13. Gelet op hetgeen hiervoor is overwogen is het beroep voor zover gericht tegen de afwijzing van het handhavingsverzoek gegrond. Het bestreden besluit – voor zover gericht tegen de afwijzing van het handhavingsverzoek- wordt vernietigd wegens strijd met het bepaalde in artikel 7:12, eerste lid, en artikel 3:2 van de Awb. De rechtbank draagt verweerder op om opnieuw op de bezwaren van eisers te beslissen met inachtneming van deze uitspraak. Als termijn voor het nemen van een nieuw besluit acht de rechtbank 6 weken redelijk. De rechtbank ziet vooralsnog geen aanleiding voor het opleggen van een dwangsom voor het geval verweerder niet tijdig een nieuw besluit neemt.
14. De rechtbank veroordeelt verweerder in de door eisers gemaakte proceskosten.

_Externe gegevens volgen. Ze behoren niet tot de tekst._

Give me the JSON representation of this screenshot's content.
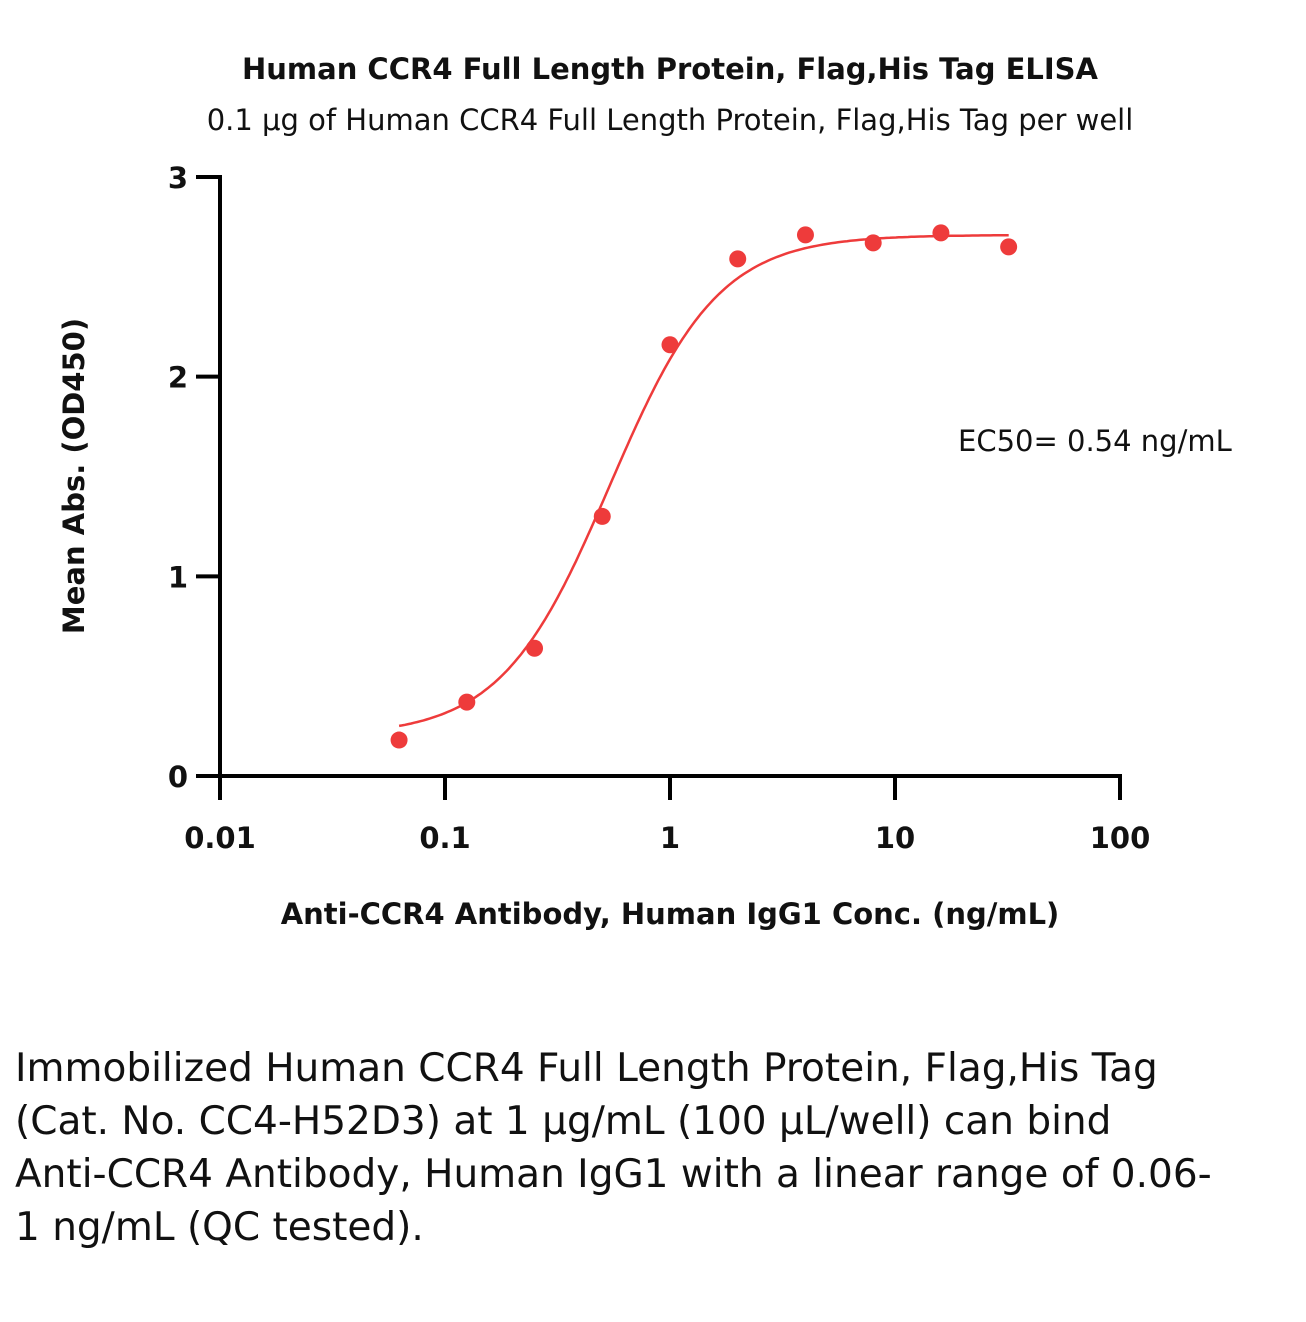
{
  "chart_data": {
    "type": "scatter",
    "title": "Human CCR4 Full Length Protein, Flag,His Tag ELISA",
    "subtitle": "0.1 μg of Human CCR4 Full Length Protein, Flag,His Tag per well",
    "xlabel": "Anti-CCR4 Antibody, Human IgG1 Conc. (ng/mL)",
    "ylabel": "Mean Abs. (OD450)",
    "xscale": "log",
    "xlim": [
      0.01,
      100
    ],
    "ylim": [
      0,
      3
    ],
    "xticks": [
      "0.01",
      "0.1",
      "1",
      "10",
      "100"
    ],
    "xtick_values": [
      0.01,
      0.1,
      1,
      10,
      100
    ],
    "yticks": [
      "0",
      "1",
      "2",
      "3"
    ],
    "ytick_values": [
      0,
      1,
      2,
      3
    ],
    "grid": false,
    "color": "#ee3b3b",
    "x": [
      0.0625,
      0.125,
      0.25,
      0.5,
      1,
      2,
      4,
      8,
      16,
      32
    ],
    "y": [
      0.18,
      0.37,
      0.64,
      1.3,
      2.16,
      2.59,
      2.71,
      2.67,
      2.72,
      2.65
    ],
    "fit": {
      "model": "4PL",
      "bottom": 0.2,
      "top": 2.71,
      "ec50": 0.54,
      "hill": 1.8
    },
    "annotation": "EC50= 0.54 ng/mL"
  },
  "caption": "Immobilized Human CCR4 Full Length Protein, Flag,His Tag (Cat. No. CC4-H52D3) at 1 μg/mL (100 μL/well) can bind Anti-CCR4 Antibody, Human IgG1 with a linear range of 0.06-1 ng/mL (QC tested)."
}
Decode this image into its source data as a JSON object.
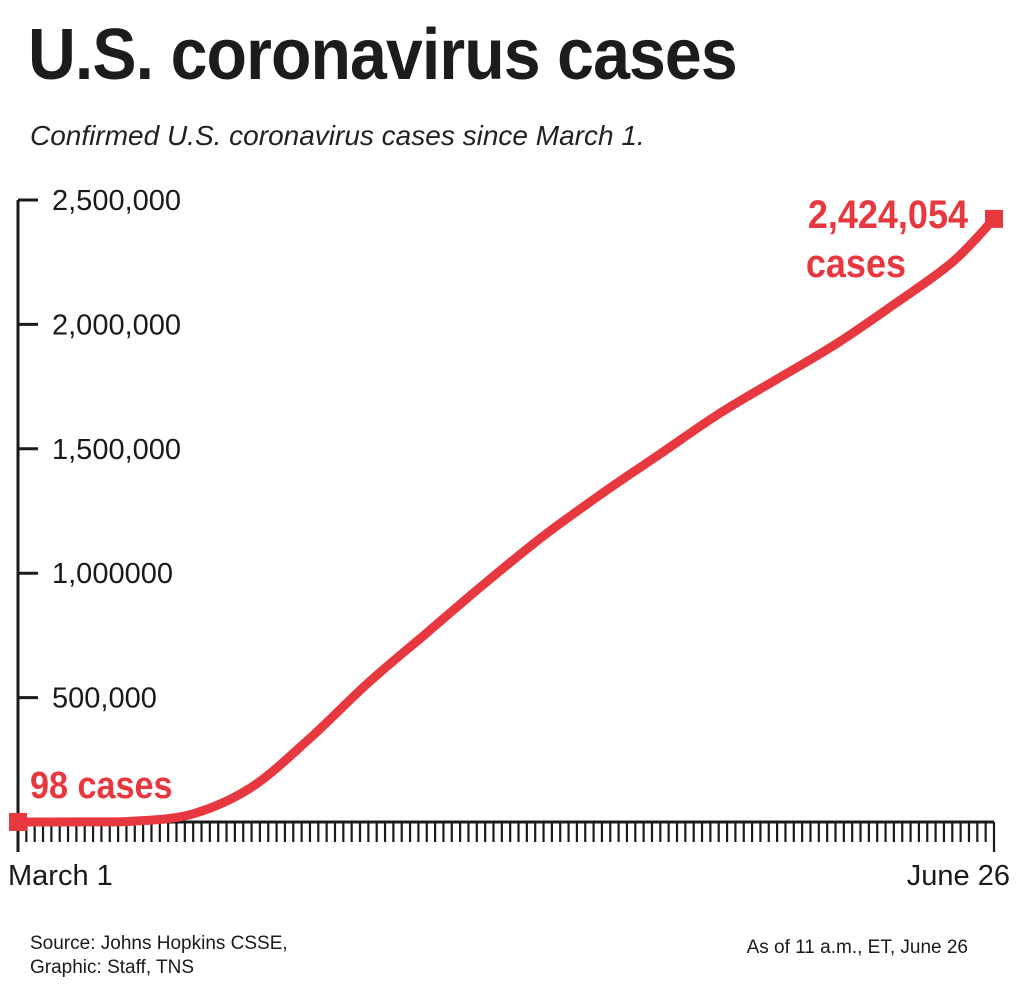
{
  "chart_data": {
    "type": "line",
    "title": "U.S. coronavirus cases",
    "subtitle": "Confirmed U.S. coronavirus cases since March 1.",
    "xlabel": "",
    "ylabel": "",
    "x_start": "March 1",
    "x_end": "June 26",
    "ylim": [
      0,
      2500000
    ],
    "yticks": [
      {
        "value": 500000,
        "label": "500,000"
      },
      {
        "value": 1000000,
        "label": "1,000000"
      },
      {
        "value": 1500000,
        "label": "1,500,000"
      },
      {
        "value": 2000000,
        "label": "2,000,000"
      },
      {
        "value": 2500000,
        "label": "2,500,000"
      }
    ],
    "grid": false,
    "series": [
      {
        "color": "#e8383f",
        "points": [
          [
            "March 1",
            98
          ],
          [
            "March 8",
            540
          ],
          [
            "March 15",
            3500
          ],
          [
            "March 22",
            33000
          ],
          [
            "March 29",
            140000
          ],
          [
            "April 5",
            337000
          ],
          [
            "April 12",
            560000
          ],
          [
            "April 19",
            760000
          ],
          [
            "April 26",
            960000
          ],
          [
            "May 3",
            1150000
          ],
          [
            "May 10",
            1320000
          ],
          [
            "May 17",
            1480000
          ],
          [
            "May 24",
            1640000
          ],
          [
            "May 31",
            1780000
          ],
          [
            "June 7",
            1920000
          ],
          [
            "June 14",
            2080000
          ],
          [
            "June 21",
            2250000
          ],
          [
            "June 26",
            2424054
          ]
        ]
      }
    ],
    "annotations": [
      {
        "label": "98 cases",
        "value": 98
      },
      {
        "label_line1": "2,424,054",
        "label_line2": "cases",
        "value": 2424054
      }
    ]
  },
  "footer": {
    "source_line1": "Source: Johns Hopkins CSSE,",
    "source_line2": "Graphic: Staff, TNS",
    "as_of": "As of 11 a.m., ET, June 26"
  },
  "colors": {
    "line": "#e8383f",
    "axis": "#1a1a1a",
    "text": "#1a1a1a"
  }
}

Deze kosten stelt de rechtbank met toepassing van het Besluit proceskosten bestuursrecht voor de door een derde beroepsmatig verleende rechtsbijstand vast op € 992,- (1 punt voor het indienen van het beroepschrift en 1 punt voor het verschijnen ter zitting, met een waarde per punt van € 496,- en een wegingsfactor 1). Voorts bepaalt de rechtbank dat verweerder het door eisers betaalde griffierecht vergoedt.

Beslissing

De rechtbank:
  • verklaart het beroep voor zover gericht tegen de invordering van de dwangsommen niet-ontvankelijk;
  • verklaart het beroep voor zover gericht tegen de afwijzing van het handhavingsverzoek gegrond;
  • vernietigt het bestreden besluit voor zover dit betrekking heeft op de afwijzing van het handhavingsverzoek;
  • draagt verweerder op binnen zes weken na de dag van verzending van deze uitspraak een nieuw besluit te nemen op het bezwaar van eisers gericht tegen de afwijzing van het handhavingsverzoek met inachtneming van deze uitspraak;
  • veroordeelt verweerder in de proceskosten tot een bedrag van € 992,-;
  • draagt verweerder op het betaalde griffierecht van € 167,- aan eisers te vergoeden.
Deze uitspraak is gedaan door mr. M.P. de Valk, rechter, in aanwezigheid van
mr. M. Dittmer, griffier. De beslissing is in het openbaar uitgesproken op 10 februari 2016.
griffier rechter
Afschrift verzonden aan partijen op:

Rechtsmiddel

Tegen deze uitspraak kan binnen zes weken na de dag van verzending daarvan hoger beroep worden ingesteld bij de Afdeling bestuursrechtspraak van de Raad van State.